Barrett's esophagus (BE) arising from chronic gastro-oesophageal reflux (GERD) is the main pathologic precursor of esophageal adenocarcinoma (EAC). The risk of progression to high-grade dysplasia (HGD) and EAC is unclear, and recent population studies from Denmark and Northern Ireland suggest that this has been overestimated in the past. No data exist from the Republic of Ireland. A detailed clinical, endoscopic, and pathologic database was established in one center as a proposed pilot for a national registry, and initial and follow-up data were abstracted by a data manager.
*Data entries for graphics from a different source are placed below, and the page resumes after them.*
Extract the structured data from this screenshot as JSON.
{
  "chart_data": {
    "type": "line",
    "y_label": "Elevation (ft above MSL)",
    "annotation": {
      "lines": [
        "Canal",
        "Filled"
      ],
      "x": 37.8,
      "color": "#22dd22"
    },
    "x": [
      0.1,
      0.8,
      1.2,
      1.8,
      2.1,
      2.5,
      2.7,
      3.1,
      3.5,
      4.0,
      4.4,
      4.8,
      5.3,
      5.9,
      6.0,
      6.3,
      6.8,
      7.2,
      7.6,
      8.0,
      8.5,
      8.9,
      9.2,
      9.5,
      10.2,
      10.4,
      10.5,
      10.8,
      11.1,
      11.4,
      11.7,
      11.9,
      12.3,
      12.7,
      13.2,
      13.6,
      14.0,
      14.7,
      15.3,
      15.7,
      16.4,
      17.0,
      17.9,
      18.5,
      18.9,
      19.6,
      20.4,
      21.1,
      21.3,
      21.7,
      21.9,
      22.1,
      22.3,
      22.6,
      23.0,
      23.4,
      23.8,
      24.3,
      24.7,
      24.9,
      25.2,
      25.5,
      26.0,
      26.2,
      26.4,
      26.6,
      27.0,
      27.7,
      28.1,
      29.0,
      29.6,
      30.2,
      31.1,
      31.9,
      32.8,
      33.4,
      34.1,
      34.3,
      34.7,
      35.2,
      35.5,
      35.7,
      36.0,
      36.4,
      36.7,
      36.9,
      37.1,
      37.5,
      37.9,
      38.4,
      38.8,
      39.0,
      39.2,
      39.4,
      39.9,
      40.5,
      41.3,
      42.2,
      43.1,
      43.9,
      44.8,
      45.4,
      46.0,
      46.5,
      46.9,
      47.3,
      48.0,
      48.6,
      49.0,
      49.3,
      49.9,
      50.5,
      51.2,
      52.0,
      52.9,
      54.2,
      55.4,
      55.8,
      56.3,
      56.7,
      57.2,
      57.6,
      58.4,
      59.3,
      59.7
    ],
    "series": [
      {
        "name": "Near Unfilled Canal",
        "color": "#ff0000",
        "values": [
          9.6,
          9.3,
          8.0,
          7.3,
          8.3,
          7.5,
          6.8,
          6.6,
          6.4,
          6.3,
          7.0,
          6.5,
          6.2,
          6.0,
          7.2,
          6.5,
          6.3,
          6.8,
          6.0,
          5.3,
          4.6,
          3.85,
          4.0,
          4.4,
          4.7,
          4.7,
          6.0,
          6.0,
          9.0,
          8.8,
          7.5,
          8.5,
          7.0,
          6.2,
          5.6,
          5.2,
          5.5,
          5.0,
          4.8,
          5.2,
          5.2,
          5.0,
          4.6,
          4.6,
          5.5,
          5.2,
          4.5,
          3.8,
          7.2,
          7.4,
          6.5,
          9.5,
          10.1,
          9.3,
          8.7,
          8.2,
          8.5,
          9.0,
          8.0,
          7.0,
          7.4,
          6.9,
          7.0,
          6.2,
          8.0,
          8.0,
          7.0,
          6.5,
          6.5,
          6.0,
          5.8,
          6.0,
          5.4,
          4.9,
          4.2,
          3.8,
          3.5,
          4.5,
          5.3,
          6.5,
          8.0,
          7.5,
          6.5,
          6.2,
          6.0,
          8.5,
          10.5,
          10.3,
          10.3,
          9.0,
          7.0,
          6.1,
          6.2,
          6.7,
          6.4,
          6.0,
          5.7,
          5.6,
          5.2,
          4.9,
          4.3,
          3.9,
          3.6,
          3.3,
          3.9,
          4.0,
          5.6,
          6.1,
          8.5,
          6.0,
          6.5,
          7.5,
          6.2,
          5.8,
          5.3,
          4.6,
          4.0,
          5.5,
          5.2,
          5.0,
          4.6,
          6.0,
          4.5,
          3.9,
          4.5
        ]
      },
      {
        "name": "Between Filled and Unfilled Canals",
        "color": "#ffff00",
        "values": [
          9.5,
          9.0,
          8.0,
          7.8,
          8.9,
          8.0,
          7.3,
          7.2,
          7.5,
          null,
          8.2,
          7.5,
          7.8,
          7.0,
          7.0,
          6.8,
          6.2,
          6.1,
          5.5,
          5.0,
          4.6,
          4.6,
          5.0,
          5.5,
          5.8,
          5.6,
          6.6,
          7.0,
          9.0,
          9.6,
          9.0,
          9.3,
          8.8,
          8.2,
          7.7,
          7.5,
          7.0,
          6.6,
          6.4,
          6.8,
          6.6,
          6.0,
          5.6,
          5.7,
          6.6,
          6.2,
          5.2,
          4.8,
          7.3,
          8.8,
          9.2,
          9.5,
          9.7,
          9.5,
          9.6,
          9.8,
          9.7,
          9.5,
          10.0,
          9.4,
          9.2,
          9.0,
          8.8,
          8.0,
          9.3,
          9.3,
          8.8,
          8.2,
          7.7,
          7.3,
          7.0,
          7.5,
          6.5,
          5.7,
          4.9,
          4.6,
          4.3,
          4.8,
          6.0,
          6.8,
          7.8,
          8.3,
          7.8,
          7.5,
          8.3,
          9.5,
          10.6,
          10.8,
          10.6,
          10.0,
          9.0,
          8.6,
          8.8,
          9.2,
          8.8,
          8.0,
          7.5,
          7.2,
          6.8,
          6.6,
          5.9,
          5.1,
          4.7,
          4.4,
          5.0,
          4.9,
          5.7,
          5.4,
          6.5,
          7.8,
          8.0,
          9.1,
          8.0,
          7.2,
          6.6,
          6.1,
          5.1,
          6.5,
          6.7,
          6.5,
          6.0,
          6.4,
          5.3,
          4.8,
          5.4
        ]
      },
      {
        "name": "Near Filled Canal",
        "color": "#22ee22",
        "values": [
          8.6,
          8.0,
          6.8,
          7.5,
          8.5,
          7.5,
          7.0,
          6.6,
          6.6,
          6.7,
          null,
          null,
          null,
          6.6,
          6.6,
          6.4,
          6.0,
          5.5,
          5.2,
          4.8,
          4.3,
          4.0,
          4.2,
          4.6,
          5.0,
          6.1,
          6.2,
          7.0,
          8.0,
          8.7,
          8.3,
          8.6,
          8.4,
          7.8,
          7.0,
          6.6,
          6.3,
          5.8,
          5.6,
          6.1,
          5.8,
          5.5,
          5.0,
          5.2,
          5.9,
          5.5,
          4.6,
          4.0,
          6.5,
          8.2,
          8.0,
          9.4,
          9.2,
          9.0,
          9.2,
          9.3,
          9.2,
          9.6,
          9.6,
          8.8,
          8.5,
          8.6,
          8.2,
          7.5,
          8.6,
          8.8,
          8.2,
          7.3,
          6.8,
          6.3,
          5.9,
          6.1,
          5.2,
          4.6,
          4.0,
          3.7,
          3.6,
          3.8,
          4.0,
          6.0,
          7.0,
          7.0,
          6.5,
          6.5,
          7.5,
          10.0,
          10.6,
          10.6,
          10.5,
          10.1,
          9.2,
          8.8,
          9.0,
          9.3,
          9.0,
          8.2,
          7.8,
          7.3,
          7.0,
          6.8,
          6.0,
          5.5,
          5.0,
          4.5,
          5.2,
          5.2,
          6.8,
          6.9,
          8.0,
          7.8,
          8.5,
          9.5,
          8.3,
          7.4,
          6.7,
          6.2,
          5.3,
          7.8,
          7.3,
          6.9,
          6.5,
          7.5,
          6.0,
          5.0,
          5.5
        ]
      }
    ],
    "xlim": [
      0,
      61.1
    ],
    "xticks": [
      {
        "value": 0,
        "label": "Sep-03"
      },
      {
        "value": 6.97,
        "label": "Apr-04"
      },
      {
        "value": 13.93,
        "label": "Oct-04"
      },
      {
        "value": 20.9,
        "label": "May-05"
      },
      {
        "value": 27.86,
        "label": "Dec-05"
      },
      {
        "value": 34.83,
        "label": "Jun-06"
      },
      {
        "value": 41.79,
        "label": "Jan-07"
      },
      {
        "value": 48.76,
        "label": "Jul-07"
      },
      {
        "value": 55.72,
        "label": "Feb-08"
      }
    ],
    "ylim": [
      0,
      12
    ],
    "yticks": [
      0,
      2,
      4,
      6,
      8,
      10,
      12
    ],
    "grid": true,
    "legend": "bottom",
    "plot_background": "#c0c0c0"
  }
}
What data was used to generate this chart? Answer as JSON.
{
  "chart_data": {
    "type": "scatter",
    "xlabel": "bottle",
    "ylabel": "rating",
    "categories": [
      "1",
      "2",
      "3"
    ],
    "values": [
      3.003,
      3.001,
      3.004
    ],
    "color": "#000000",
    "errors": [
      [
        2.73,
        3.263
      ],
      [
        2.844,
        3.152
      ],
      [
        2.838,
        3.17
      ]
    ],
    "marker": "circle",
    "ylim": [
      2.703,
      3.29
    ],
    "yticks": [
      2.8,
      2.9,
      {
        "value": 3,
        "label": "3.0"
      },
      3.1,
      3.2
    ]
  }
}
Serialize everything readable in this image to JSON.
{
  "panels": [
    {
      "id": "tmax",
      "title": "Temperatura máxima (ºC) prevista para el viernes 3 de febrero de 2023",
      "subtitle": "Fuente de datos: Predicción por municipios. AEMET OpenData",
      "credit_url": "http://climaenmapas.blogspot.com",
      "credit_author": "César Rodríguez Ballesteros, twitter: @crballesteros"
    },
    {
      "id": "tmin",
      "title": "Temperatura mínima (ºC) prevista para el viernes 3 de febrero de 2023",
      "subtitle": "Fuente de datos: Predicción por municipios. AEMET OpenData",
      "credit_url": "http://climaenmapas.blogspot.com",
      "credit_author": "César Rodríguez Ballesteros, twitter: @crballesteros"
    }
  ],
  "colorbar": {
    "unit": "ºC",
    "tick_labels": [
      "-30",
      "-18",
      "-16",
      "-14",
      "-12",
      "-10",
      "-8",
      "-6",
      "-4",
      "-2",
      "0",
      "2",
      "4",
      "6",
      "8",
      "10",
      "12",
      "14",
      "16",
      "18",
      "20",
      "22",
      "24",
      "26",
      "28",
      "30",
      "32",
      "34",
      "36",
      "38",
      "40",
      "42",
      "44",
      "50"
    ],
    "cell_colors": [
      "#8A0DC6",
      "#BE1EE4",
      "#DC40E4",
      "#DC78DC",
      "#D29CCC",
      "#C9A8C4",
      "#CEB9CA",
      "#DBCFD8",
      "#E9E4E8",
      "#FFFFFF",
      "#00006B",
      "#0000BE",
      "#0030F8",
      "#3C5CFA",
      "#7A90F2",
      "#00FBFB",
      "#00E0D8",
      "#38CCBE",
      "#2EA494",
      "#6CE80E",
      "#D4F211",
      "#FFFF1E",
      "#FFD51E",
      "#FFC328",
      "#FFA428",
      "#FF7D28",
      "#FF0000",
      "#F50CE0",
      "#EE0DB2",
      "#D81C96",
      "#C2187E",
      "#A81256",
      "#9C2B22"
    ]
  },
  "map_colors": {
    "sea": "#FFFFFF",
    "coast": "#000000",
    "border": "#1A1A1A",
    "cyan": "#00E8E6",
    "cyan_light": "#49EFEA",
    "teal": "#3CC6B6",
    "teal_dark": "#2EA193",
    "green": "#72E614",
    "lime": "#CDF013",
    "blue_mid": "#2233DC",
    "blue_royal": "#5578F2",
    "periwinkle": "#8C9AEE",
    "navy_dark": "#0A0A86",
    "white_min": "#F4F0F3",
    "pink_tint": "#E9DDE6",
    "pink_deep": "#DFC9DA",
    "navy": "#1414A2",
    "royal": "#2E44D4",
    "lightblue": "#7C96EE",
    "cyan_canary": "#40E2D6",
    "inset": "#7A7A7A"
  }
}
One thousand ninety-three patients were registered, 60 patients with HGD were excluded, leaving 1033, with a median age of 59 and 2 : 1 male to female ratio, and 3599 person-years of follow-up. The overall incidence of HGD/EAC was 1.33% per year overall, 0.85% if the first year is excluded. Within the first year after index endoscopy, 18 cases of HGD or EAC were identified, and 30 following the first year. Low-grade dysplasia (LGD) on index endoscopy was associated with an incidence of progression of 6.5% per year, and 3.1% when tertiary referrals were excluded. These data provide important demographic and clinical information on the population of Irish patients with BE, with incidence rates of progression higher than recently published population-based registry series, perhaps relating to sampling and pathological assessment. Low-grade dysplasia on initial biopsy is a significant proxy marker of risk of progression.